Em maio deste ano, uma Vara do Trabalho de Parauapebas, no Pará, multou duas advogadas em cerca de R$ 84 mil. O sistema de inteligência artificial do próprio tribunal encontrou, na petição inicial, um texto escondido em fonte branca, invisível ao olho humano, mandando que qualquer IA que processasse a peça a contestasse “de forma superficial”. A OAB do Pará suspendeu as duas. No mesmo período, o Superior Tribunal de Justiça abriu inquérito para apurar tentativas parecidas contra o seu próprio sistema.
Conto isso porque desfaz uma ilusão confortável. O uso de inteligência artificial na advocacia deixou de ser assunto interno de cada escritório. O Judiciário passou a ler as nossas peças por máquina, montou defesas contra elas e começou a punir.
A resposta do mercado tem sido vender o que é mais rápido de entregar, os cursos de engenharia de prompt, os pacotes de comandos prontos, as listas de ferramentas.
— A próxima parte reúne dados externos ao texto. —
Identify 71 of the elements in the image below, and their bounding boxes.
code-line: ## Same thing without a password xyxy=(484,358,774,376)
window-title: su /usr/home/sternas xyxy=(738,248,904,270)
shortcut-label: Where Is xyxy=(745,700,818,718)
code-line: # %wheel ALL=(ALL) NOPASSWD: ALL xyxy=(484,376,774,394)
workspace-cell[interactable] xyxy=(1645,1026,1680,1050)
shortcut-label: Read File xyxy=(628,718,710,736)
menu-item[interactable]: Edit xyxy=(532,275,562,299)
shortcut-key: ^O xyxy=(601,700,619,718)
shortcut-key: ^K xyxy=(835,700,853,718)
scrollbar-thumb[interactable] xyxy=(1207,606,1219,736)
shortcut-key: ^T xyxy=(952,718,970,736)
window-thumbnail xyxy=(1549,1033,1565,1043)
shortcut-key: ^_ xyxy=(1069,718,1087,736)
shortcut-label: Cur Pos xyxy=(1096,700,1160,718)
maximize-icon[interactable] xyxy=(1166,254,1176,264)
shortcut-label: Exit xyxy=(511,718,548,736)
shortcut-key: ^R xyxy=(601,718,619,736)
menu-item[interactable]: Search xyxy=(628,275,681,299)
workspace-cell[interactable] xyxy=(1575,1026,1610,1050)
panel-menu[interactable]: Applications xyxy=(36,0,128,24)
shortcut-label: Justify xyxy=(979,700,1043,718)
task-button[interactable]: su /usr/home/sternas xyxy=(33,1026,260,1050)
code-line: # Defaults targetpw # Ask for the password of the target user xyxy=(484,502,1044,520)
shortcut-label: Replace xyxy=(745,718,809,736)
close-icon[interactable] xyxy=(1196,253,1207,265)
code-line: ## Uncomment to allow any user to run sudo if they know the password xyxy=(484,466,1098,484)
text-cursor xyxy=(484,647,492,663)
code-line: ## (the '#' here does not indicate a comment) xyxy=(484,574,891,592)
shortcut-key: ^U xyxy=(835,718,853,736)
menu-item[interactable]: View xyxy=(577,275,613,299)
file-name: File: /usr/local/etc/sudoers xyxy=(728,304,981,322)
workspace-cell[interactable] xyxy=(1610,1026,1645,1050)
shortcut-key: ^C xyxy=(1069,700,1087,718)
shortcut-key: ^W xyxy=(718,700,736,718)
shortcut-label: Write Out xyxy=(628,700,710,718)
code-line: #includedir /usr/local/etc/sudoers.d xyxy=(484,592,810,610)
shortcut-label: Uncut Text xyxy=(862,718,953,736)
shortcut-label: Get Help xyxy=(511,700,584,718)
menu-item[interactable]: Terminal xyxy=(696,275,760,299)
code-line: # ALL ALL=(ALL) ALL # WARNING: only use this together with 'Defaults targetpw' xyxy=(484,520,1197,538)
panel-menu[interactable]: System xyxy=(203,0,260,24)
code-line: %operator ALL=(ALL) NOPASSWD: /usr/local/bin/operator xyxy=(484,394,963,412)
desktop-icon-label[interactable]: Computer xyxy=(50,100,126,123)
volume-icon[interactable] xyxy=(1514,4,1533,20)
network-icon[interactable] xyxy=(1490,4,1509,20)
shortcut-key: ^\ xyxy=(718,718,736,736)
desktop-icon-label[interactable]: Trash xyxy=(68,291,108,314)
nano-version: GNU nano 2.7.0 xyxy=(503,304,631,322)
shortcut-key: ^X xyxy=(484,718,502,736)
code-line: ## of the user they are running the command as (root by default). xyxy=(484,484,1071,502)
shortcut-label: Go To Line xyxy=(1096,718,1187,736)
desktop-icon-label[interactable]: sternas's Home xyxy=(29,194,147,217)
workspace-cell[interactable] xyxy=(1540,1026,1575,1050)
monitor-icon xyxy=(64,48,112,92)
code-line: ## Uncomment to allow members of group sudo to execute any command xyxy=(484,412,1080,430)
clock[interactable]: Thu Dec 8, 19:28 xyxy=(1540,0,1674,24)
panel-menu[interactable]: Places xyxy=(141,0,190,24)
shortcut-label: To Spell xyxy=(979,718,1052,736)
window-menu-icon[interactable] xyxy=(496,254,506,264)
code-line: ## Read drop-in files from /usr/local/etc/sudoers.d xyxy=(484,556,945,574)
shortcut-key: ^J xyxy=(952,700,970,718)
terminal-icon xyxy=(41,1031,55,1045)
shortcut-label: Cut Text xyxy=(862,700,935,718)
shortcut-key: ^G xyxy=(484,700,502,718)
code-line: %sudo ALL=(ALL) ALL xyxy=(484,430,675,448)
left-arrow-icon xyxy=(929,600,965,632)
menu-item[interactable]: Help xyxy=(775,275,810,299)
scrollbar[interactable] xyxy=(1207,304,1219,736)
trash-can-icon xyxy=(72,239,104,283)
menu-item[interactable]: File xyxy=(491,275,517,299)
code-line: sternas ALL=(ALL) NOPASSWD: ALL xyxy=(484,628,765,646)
Uso inteligência artificial de forma intensiva na minha rotina, e falo de dentro do problema. Tudo isso responde à pergunta errada, porque cuida da consequência e deixa intacto o problema.
O problema é outro. Quando a máquina executa parte do trabalho jurídico, o erro muda de natureza. Deixa de ser o deslize de um profissional cansado e passa a se repetir em escala, e em silêncio. O texto sai fluente e esconde o defeito. O modelo inventa jurisprudência com a mesma segurança com que acerta. E nada disso deixa rastro que se possa conferir depois.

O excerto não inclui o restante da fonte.